Ion beam milling is very similar to sputtering, but the sample is now the target. So the top layers of the sample will be etched down by Ar$^+$-ions that are accelerated towards the sample. Ion beam milling is used for several different process steps during the creation of the MTJs (confer chapter 6) or to embed the conducting lines into the Si-wafer (chapters 3 - 5).

Figure 2.2: Full recorded spectrum of the layer stack TMR-DP15 from the quadrupole mass spectrometer. Because the channels for different masses are not fully separated, some artefacts occur (e.g. the rise of Al at the end of the spectrum is only related to the Si peak).

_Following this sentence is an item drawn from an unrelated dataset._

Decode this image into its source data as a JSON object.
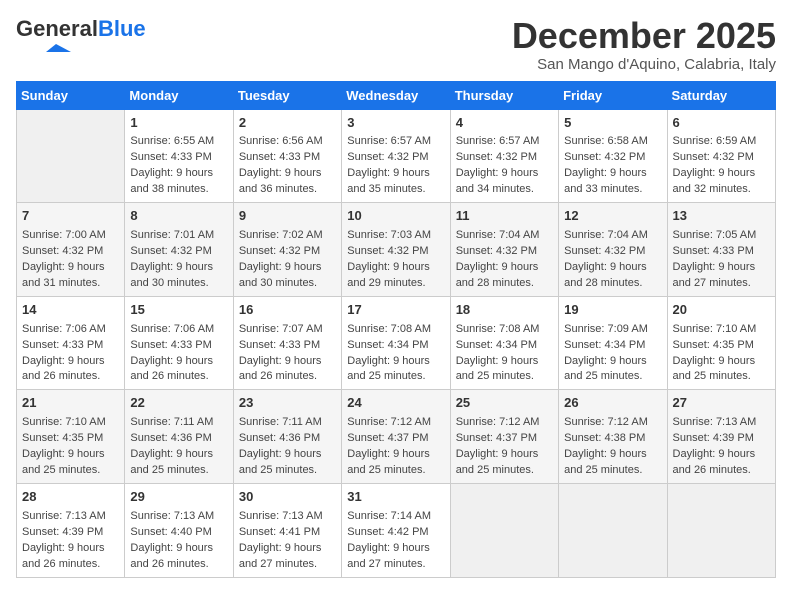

The ion beam milling is also done in a apparatus built in Bielefeld. It has a base pressure of at least $2\cdot 10^{-6}$mbar and an argon pressure during the etching of $8\cdot 10^{-4}$mbar. The ion source is operated at a discharge voltage of 50V, a beam voltage of 400V, an accelerator voltage of 30V and with a beam current of 6mA. The sample current is measured and kept at about 400$\mu$A to keep the etching rate constant. To ensure homogeneous etching and to avoid short-circuited TMR elements, the sample holder is tilted by 30° and rotates slowly. A comprehensive description of the apparatus can be found in [101].

The etching is monitored with a quadrupole mass spectrometer, which allows to stop the process exactly in the desired layer of the stack. Figure 2.2 shows a recorded layer stack as it is used in chapter 6 of this thesis. The Al$_2$O$_3$ can easily be seen at around 1600sec. After etching the complete layer stack, the process time for the TMR-elements and the bottom electrodes can easily be calculated.